The OUTPUT chain: The rules here apply to packets just after they’ve been produced by a process. This chain is present in the raw, mangle, nat and filter tables.

The FORWARD chain: The rules here apply to any packets that are routed through the current host. This chain is only present in the mangle and filter tables.

The POSTROUTING chain: The rules in this chain apply to packets as they just leave the network interface. This chain is present in the nat and mangle tables.

The diagram below shows the flow of packets through the chains in various tables:

Targets

As we’ve mentioned before, chains allow you to filter traffic by adding rules to them. So for example, you could add a rule on the filter table’s INPUT chain to match traffic on port 22. But what would you do after matching them? That’s what targets are for — they decide the fate of a packet.

Some targets are terminating, which means that they decide the matched packet’s fate immediately. The packet won’t be matched against any other rules. The most commonly used terminating targets are:

ACCEPT: This causes iptables to accept the packet.
DROP: iptables drops the packet. To anyone trying to connect to your system, it would appear like the system didn’t even exist.
REJECT: iptables “rejects” the packet. It sends a “connection reset” packet in case of TCP, or a “destination host unreachable” packet in case of UDP or ICMP.

On the other hand, there are non-terminating targets, which keep matching other rules even if a match was found. An example of this is the built-in LOG target. When a matching packet is received, it logs about it in the kernel logs. However, iptables keeps matching it with rest of the rules too.

Sometimes, you may have a complex set of rules to execute once you’ve matched a packet. To simplify things, you can create a custom chain. Then, you can jump to this chain from one of the custom chains.

Blocking IPs

The most common use for a firewall is to block IPs. Say for example, you’ve noticed the IP 59.45.175.62 continuously trying to attack your server, and you’d like to block it. We need to simply block all incoming packets from this IP. So, we need to add this rule to the INPUT chain of the filter table. You can do so with:

iptables -t filter -A INPUT -s 59.45.175.62 -j REJECT

Let us break that down. The -t switch specifies the table in which our rule would go into — in our case, it’s the filter table.
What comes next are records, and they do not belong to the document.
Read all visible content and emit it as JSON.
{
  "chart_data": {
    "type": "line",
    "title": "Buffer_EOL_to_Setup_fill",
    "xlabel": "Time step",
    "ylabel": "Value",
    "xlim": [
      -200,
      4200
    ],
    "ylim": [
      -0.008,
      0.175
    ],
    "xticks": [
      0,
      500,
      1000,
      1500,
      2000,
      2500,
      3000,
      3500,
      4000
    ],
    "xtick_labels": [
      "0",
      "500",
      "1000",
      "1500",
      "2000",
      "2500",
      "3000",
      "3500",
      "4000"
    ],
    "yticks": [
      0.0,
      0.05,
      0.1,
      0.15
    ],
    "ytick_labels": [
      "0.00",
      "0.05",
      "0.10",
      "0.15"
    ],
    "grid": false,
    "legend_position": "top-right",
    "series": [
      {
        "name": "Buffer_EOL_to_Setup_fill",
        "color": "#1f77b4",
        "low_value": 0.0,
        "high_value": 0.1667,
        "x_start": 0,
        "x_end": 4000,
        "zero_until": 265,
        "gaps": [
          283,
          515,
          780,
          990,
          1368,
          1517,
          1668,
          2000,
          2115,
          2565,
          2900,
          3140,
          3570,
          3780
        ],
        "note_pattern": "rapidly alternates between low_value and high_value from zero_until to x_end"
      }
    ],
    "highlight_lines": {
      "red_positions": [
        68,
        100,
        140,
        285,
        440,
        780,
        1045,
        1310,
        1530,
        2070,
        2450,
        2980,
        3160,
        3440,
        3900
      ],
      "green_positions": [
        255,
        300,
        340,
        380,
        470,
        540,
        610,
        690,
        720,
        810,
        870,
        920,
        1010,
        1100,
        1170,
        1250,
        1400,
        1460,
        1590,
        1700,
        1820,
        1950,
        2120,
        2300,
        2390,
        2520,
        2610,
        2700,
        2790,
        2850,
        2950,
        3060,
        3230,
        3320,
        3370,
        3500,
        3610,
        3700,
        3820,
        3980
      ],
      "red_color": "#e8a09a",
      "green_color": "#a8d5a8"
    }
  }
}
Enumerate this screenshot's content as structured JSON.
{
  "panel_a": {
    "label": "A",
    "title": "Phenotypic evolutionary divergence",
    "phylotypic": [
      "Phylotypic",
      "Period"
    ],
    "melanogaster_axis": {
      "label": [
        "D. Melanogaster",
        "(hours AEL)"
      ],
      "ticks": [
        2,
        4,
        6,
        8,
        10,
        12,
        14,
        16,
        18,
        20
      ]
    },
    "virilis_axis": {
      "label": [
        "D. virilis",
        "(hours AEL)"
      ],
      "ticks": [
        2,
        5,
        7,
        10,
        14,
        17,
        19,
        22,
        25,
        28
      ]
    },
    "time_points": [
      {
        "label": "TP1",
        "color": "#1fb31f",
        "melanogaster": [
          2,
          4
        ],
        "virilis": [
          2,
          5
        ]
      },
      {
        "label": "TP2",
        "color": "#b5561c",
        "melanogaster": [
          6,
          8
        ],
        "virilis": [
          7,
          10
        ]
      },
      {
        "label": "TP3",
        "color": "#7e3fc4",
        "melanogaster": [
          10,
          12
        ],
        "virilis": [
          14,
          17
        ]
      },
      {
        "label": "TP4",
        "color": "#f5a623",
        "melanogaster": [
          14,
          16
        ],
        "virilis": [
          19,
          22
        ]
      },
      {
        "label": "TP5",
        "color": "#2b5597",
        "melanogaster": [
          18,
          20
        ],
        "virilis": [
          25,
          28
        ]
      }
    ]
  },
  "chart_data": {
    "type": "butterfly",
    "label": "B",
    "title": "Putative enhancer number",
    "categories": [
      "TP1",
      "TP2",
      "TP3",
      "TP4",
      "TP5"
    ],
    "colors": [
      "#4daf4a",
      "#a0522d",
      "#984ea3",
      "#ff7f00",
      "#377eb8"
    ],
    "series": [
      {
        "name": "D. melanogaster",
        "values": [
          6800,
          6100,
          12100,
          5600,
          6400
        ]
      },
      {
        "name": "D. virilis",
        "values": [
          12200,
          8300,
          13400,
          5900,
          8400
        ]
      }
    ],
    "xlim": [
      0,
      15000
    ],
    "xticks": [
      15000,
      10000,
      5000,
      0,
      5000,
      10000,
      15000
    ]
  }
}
The -A switch tells iptables to “append” it to the list of existing rules in the INPUT chain. However, if this is the first time you’re working with iptables, there won’t be any other rules, and this will be the first one.

As you might have guessed, the -s switch simply sets the source IP that should be blocked. Finally, the -j switch tells iptables to “reject” traffic by using the REJECT target. If you want iptables to not respond at all, you can use the DROP target instead.

Previously, we’ve mentioned that the filter table is used by default. So you can leave it out, which saves you some typing:

iptables -A INPUT -s 59.45.175.62 -j REJECT

You can also block IP ranges by using the CIDR notation. If you want to block all IPs ranging from 59.145.175.0 to 59.145.175.255, you can do so with:

iptables -A INPUT -s 59.45.175.0/24 -j REJECT

If you want to block output traffic to an IP, you should use the OUTPUT chain and the -d flag to specify the destination IP:

iptables -A OUTPUT -d 31.13.78.35 -j DROP

Listing rules:

iptables -L --line-numbers

Deleting Rules:

iptables -D INPUT -s 221.194.47.0/24 -j REJECT

Flush all the INPUT rules

iptables -F INPUT